Desaprovecha el Barça tropiezo merengue con empate en Valencia

El Barcelona volvió a empatar 1-1 ante el Valencia, como la pasada temporada, y dejó el liderato en Mestalla, cediéndolo al Sevilla y respondiendo, solo a medias, al desplome del Real Madrid un día antes en Vitoria.

El conjunto azulgrana buscó con ganas la victoria hasta el último suspiro y, mereciéndola, recibió la igualada final con decepción, aún sabiendo la dificultad del choque y entendiendo que respondió a la exigencia.

Sorprendido de entrada, despistado en defensa, al equipo de Ernesto Valverde se le rompieron los esquemas apenas comenzar el partido con el gol de Ezequiel Garay, que dio paso a cinco minutos de infarto en los que el Valencia pareció arrodillar a un Barça descabezado y al que le costó entrar en faena. Lo fue haciendo, sin prisa, pero sin pausa, retomando las sensaciones y haciéndose con el control ya a partir de los 20 minutos, cuando los locales entendieron que el choque se les podría hacer muy largo.
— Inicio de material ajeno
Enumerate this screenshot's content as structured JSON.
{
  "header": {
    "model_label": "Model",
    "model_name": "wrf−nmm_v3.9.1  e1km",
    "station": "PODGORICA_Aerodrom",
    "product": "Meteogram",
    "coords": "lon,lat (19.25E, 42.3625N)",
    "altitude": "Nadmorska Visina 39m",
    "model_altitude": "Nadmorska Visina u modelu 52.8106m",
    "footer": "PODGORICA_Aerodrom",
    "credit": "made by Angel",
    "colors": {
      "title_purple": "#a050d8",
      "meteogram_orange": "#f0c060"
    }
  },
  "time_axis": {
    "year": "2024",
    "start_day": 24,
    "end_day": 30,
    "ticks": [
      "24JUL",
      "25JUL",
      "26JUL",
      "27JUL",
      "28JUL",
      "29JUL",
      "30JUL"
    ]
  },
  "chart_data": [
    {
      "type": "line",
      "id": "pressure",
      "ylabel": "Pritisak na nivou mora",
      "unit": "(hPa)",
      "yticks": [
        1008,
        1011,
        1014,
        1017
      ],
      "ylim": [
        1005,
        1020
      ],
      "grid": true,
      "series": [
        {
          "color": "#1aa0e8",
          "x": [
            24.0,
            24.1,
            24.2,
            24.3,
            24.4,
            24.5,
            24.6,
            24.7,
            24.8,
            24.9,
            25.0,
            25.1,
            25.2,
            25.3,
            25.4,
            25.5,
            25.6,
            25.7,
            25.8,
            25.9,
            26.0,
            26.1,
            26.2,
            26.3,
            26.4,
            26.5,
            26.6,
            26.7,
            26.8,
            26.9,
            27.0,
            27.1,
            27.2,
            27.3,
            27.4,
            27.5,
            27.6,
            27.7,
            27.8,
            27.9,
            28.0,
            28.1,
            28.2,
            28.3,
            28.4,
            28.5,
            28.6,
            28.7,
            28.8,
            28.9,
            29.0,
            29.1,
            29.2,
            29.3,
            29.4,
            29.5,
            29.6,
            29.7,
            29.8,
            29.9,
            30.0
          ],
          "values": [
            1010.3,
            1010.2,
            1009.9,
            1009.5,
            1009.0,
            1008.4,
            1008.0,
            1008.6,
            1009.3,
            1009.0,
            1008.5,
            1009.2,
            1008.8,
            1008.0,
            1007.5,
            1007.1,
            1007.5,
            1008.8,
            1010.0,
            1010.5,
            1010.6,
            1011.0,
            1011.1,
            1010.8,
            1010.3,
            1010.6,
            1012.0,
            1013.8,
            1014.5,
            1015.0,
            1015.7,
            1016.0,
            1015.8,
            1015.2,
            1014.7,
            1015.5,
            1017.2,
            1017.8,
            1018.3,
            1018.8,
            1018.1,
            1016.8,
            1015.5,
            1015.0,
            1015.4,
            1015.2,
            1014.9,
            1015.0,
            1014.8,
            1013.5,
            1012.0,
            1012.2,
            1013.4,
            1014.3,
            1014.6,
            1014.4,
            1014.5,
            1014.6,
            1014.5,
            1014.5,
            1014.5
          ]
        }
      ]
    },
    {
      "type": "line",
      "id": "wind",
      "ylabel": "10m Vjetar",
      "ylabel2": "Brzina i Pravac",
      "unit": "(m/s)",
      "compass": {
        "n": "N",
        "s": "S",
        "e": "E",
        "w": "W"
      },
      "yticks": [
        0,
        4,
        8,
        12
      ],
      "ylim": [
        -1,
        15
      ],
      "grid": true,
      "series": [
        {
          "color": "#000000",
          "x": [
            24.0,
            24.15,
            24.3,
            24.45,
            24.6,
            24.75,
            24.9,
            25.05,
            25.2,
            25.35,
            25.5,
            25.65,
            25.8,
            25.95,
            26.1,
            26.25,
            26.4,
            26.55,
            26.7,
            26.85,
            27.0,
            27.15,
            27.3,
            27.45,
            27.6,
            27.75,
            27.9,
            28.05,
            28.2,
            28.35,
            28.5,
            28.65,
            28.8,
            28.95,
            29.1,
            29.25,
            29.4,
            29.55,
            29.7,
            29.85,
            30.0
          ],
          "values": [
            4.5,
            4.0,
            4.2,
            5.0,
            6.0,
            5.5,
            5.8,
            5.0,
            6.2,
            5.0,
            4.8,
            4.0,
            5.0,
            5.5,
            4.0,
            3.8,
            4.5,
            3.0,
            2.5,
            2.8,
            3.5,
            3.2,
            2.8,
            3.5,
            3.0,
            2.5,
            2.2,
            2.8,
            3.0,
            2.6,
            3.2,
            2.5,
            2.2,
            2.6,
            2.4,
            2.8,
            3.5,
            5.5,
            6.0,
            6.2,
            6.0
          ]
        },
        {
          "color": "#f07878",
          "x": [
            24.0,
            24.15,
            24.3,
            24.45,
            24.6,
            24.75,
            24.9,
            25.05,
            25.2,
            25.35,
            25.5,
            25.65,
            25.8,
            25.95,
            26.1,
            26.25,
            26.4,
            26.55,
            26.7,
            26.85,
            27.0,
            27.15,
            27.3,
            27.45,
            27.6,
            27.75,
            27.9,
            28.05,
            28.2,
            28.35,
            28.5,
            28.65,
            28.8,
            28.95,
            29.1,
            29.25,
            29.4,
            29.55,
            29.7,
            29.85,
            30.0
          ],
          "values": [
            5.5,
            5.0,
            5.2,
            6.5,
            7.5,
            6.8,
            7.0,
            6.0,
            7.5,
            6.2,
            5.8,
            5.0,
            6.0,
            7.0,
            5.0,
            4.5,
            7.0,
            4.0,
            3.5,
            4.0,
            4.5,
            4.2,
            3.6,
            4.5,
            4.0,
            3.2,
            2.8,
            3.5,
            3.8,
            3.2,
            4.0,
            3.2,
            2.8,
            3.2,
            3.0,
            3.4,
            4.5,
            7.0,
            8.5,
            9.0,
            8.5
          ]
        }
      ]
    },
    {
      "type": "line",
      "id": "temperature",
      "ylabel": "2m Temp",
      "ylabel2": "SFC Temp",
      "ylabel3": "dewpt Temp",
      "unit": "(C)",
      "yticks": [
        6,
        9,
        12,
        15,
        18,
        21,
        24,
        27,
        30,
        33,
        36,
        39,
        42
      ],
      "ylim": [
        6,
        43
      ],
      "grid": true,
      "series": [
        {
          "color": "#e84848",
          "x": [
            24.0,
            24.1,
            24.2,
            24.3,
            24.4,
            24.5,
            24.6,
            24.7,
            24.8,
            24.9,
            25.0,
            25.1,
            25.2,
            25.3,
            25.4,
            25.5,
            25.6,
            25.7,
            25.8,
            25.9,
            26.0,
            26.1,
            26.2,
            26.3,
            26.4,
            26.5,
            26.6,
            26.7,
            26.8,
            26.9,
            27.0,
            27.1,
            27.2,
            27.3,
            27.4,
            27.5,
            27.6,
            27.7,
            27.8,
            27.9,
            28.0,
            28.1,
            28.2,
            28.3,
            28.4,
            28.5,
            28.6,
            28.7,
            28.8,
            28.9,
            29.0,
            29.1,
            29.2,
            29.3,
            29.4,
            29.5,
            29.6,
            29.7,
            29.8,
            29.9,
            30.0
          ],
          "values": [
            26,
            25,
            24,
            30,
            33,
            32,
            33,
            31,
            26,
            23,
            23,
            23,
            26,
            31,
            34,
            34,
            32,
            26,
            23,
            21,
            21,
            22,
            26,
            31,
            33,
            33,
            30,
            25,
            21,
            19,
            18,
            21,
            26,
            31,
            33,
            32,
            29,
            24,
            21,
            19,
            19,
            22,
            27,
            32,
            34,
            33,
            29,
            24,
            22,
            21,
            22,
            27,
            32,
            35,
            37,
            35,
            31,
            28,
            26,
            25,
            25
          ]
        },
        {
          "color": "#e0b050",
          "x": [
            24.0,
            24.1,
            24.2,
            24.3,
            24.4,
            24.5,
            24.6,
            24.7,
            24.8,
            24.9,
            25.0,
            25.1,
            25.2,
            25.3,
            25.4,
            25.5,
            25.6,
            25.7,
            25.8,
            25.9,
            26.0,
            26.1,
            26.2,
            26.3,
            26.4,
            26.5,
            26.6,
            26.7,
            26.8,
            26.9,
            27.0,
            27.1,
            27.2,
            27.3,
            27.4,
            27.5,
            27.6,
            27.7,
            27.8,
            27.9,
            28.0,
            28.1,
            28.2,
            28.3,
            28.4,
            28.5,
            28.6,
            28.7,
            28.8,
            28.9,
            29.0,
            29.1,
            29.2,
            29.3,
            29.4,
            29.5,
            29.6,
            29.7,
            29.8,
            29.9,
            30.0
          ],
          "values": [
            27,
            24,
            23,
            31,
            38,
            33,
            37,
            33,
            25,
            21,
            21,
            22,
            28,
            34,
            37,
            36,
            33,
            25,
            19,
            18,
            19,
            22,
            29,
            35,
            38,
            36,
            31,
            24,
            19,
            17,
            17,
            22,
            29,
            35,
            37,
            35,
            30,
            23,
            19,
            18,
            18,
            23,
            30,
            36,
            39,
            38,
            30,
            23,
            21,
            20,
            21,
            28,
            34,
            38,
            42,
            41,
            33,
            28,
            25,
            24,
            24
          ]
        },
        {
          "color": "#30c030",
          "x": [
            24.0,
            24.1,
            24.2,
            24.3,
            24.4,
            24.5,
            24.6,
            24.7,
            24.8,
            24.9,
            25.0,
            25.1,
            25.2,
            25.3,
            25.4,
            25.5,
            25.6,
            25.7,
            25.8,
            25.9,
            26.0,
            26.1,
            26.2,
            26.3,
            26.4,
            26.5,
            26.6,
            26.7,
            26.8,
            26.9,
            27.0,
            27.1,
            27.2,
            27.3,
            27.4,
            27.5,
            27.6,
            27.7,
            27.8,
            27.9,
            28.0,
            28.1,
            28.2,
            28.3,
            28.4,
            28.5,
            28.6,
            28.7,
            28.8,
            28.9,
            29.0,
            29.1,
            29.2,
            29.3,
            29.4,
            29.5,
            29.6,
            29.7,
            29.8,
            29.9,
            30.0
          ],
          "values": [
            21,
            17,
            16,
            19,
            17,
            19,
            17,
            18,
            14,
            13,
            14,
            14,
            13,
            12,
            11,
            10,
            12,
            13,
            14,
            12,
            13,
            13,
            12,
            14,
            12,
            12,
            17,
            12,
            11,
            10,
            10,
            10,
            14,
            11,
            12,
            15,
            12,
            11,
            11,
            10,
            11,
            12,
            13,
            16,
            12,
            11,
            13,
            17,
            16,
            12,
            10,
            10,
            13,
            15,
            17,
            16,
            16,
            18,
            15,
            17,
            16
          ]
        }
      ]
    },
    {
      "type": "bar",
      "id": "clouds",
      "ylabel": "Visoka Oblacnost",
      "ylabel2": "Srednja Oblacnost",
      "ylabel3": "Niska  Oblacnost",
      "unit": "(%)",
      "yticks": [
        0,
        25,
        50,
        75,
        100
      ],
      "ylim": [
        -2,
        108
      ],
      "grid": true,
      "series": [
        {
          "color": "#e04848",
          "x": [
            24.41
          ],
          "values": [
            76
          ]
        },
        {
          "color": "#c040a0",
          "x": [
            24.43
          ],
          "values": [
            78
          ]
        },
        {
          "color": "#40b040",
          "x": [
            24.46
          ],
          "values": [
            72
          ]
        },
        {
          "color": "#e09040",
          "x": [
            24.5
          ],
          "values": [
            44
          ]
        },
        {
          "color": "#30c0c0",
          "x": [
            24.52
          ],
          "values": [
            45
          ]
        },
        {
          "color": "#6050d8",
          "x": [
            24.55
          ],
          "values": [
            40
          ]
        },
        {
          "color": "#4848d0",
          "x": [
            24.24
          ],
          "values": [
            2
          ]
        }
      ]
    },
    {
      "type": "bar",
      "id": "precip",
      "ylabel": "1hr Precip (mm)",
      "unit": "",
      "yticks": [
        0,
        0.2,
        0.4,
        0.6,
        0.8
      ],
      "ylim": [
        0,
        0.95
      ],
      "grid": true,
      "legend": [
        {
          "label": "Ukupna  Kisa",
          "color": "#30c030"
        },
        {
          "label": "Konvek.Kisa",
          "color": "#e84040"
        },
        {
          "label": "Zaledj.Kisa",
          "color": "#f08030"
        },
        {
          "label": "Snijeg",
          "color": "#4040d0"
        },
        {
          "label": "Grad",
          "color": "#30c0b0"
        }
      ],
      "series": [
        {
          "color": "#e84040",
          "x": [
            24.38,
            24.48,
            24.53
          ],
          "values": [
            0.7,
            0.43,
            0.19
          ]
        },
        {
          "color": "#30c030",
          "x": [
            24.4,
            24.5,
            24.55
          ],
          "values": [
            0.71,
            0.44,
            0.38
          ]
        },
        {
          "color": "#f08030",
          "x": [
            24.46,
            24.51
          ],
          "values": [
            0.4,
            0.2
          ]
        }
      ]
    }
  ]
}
Messi, como acostumbra, rescató al campeón en el momento oportuno, combinó con Luis Suárez y se sacó de la chistera un soberbio disparo desde la frontal al que no llegó Neto para igualar el marcador y dar paso, desde ese minuto 23, a una suerte de monólogo azulgrana con el Valencia cada vez apocado y pidiendo un descanso que recibió con alivio, salvando así los muebles y alcanzando ese intermedio con un empate agradecido.

El equipo de Marcelino quiso repetir su salida en tromba en el comienzo del segundo tiempo, pero, avisado, el Barça no se dejó ni sorprender ni dominar.

Con Arthur acompañando a Sergio Busquets y Messi en la creación y Ivan Rakitic multiplicándose en el medio, Philippe Coutinho apareciendo por oleadas y Suárez trabajando arriba con una intensidad inusitada, el conjunto catalán tomó las riendas, con una presión asfixiante y obligando a su rival a replegarse como humanamente pudo.

Si al Valencia le costó un disgusto al principio la lesión de Gonçalo Guedes, más aún acusó en la parte final del choque su presencia por la falta de alguien que ayudase a Dani Parejo en el control y buscase la combinación con el explosivo Michy Batshuayi, mucho más presente que Kevin Gameiro, a quien Rodrigo por fin sustituyó antes de que Francis Coquelin entrase por Geoffrey Kondogbia en un intento de dar frescura al juego de contención.

Sin embargo, era una evidencia que el tramo final se le haría eterno a los de Marcelino, agobiados por las bandas y por el centro, ocupados en achicar de cualquier manera el asedio de un Barça desatado y que se dio un último empujón con la entrada de Ousmane Dembélé por un Coutinho cansado para, sin cambiar sistema ni teórica, buscar mayor profundidad apoyándose en el tramo final con Rafinha, sustituto de Arthur y ya casi sin tiempo para cambiar la suerte del choque.

El Sevilla es el nuevo, y solitario, líder de una Liga desconocida con seis equipos separados por sólo dos puntos cuando llega al segundo parón de la temporada.

Después, Barça-Sevilla en el Camp Nou.

Difícil pedir más emoción e igualdad después de que los dos gigantes, que hace apenas tres jornadas estaban llamados a disputarse ya cara a cara el título, hayan invitado a otros a esa fiesta.